Shipping always seems high to me.  What about the new Priority Flat rate commercial A & B boxes.  They have bigger boxes and the prices are alot more reasonable.  You have to order the boxes through the Postal service and print out you label, you can request pick up from your house, I have a huge rural mailbox and most boxes fit in there.

Here's the webpage. Would they fit in the A-1 or B-1 boxes?
https://shop.usps.com/webapp/wcs/st...10000002&top_category=10000002&WT.ac=10000114

It's worth checking out, it doesn't cost you anything to order the boxes.

BTW, I really like the displays, I would buy one.


----------



## Hazel (Oct 26, 2011)

Shipping can be expensive but I don't think $20 is unreasonable for something the size and weight of this display. You also have to buy a box and packaging supplies plus burn gas taking it to be shipped. It would be great if you found a cheaper way to ship but you also don't want to take a loss on it.

I'd buy one or two if I had a need for displays. Maybe I'll be ready to do craft shows for the 2012 holiday season and will need them.   I did add your shop and the display to my favorites list.


----------



## llineb (Nov 19, 2011)

Forget selling soap...sell these!  It looks great and so do your soaps!


----------



## dcornett (Nov 20, 2011)

Really looks great with your soaps in it...VERY nice!


----------



## Jezzy (Nov 23, 2011)

Oooooooohhhhh! I love it


----------



## kbuska (Nov 25, 2011)

I sold one on Etsy. Yay!!! Bad news it cost me almost double what I charged for shipping after the box and packing materials. . I need to work on a way to ship them disassembled a bit.


----------



## Relle (Nov 25, 2011)

Love your display, but way too expensive to send to Australia.


----------



## Hazel (Nov 25, 2011)

Congratulations!   

I'm sorry to hear it cost more than you thought it would to ship. Shipping is a killer. Are you using UPS to ship? 

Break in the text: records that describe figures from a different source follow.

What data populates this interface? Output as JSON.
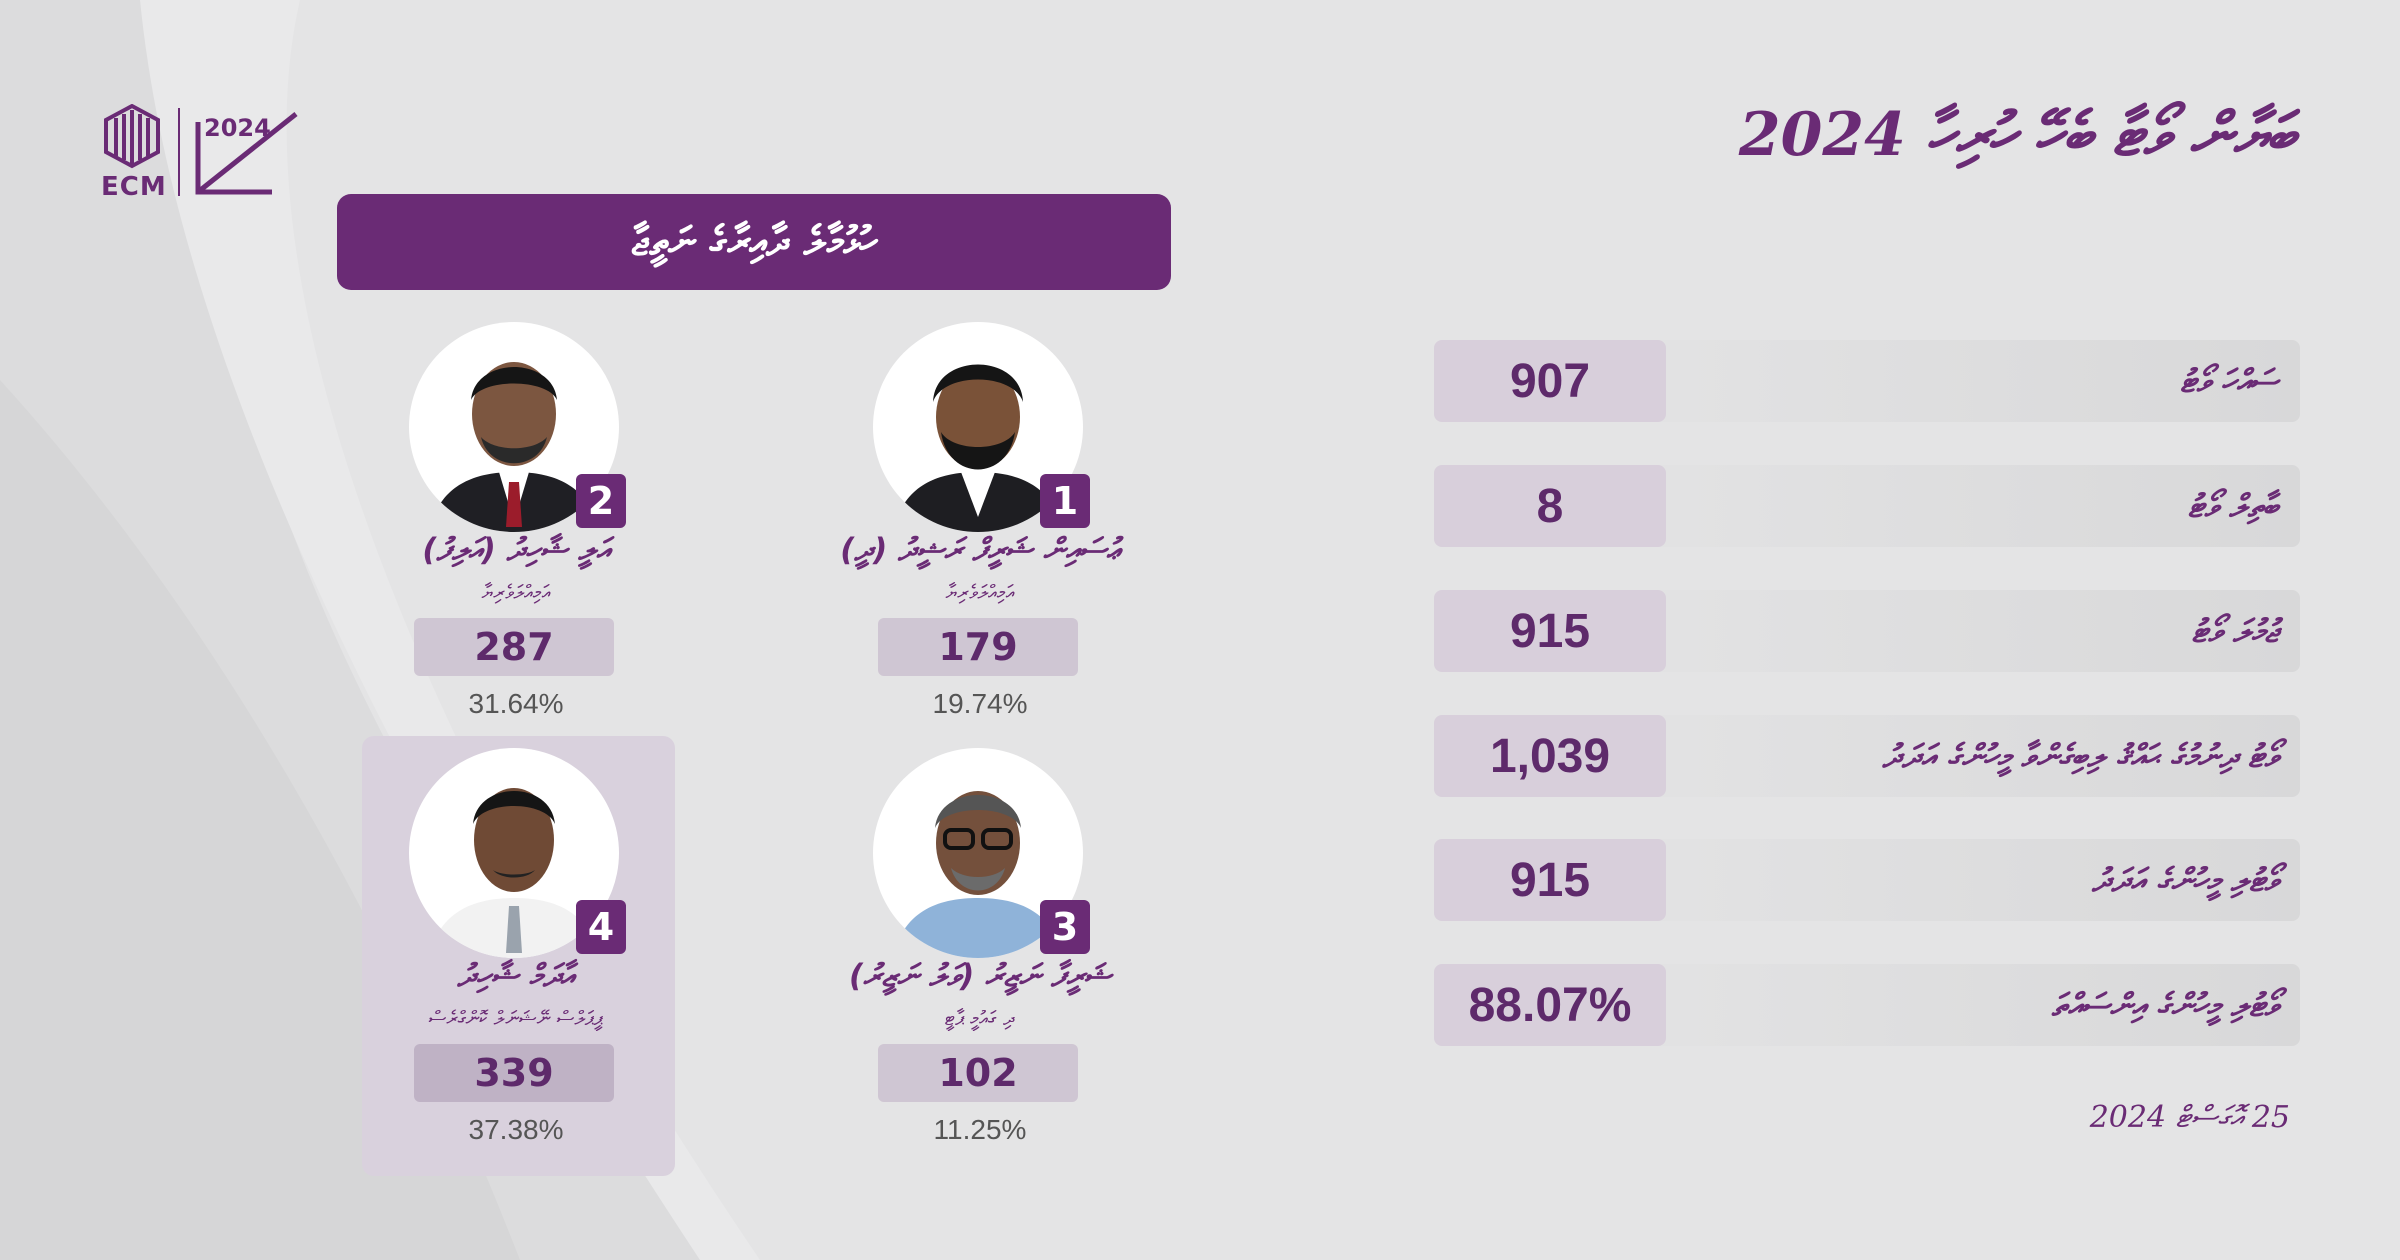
{
  "title": "ބަޔާން ވޯޓާ ބެހޭ ހުރިހާ 2024",
  "subtitle": "ހުޅުމާލެ ދާއިރާގެ ނަތީޖާ",
  "logo": {
    "ecm_text": "ECM",
    "icon": "ecm-logo-icon",
    "vote_icon": "ballot-check-icon"
  },
  "colors": {
    "primary": "#6a2b75",
    "value_box": "#d8cfdb",
    "background": "#e4e4e5"
  },
  "candidates": [
    {
      "number": "1",
      "name": "ޢުސައިން ޝަރީފް ރަޝީދު (ދީ)",
      "party": "އަމިއްލަވެރިޔާ",
      "votes": "179",
      "percent": "19.74%"
    },
    {
      "number": "2",
      "name": "އަލީ ޝާހިދު (އަލިފު)",
      "party": "އަމިއްލަވެރިޔާ",
      "votes": "287",
      "percent": "31.64%"
    },
    {
      "number": "3",
      "name": "ޝަރީފާ ނަޒީރު (ވަލު ނަޒީރު)",
      "party": "ދި ގައުމީ ޕާޓީ",
      "votes": "102",
      "percent": "11.25%"
    },
    {
      "number": "4",
      "name": "އާދަމް ޝާހިދު",
      "party": "ޕީޕަލްސް ނޭޝަނަލް ކޮންގްރެސް",
      "votes": "339",
      "percent": "37.38%",
      "winner": true
    }
  ],
  "stats": [
    {
      "label": "ސައްހަ ވޯޓު",
      "value": "907"
    },
    {
      "label": "ބާތިލް ވޯޓު",
      "value": "8"
    },
    {
      "label": "ޖުމުލަ ވޯޓު",
      "value": "915"
    },
    {
      "label": "ވޯޓު ދިނުމުގެ ޙައްޤު ލިބިގެންވާ މީހުންގެ އަދަދު",
      "value": "1,039"
    },
    {
      "label": "ވޯޓުލި މީހުންގެ އަދަދު",
      "value": "915"
    },
    {
      "label": "ވޯޓުލި މީހުންގެ އިންސައްތަ",
      "value": "88.07%"
    }
  ],
  "date": "25 އޮގަސްޓް 2024"
}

I wish I had a solution for you.


----------



## nurse_75 (Nov 26, 2011)

On an aside...

What award did you win for your Lemon Verbena soap? I saw that on your Etsy shop.

Soap display is really beautiful.

Sharna


----------



## kbuska (Nov 26, 2011)

Thanks for your post. The soap took first place in the state fair for cold process.


----------



## NurturedBellyDoula (Nov 28, 2011)

do not ship through ups, i use the regular us mail when I ship out through my other business. UPS is ridiculous..

I would like one of these two btw.. hopefully after I make my first batch. I'm still studying lol..


----------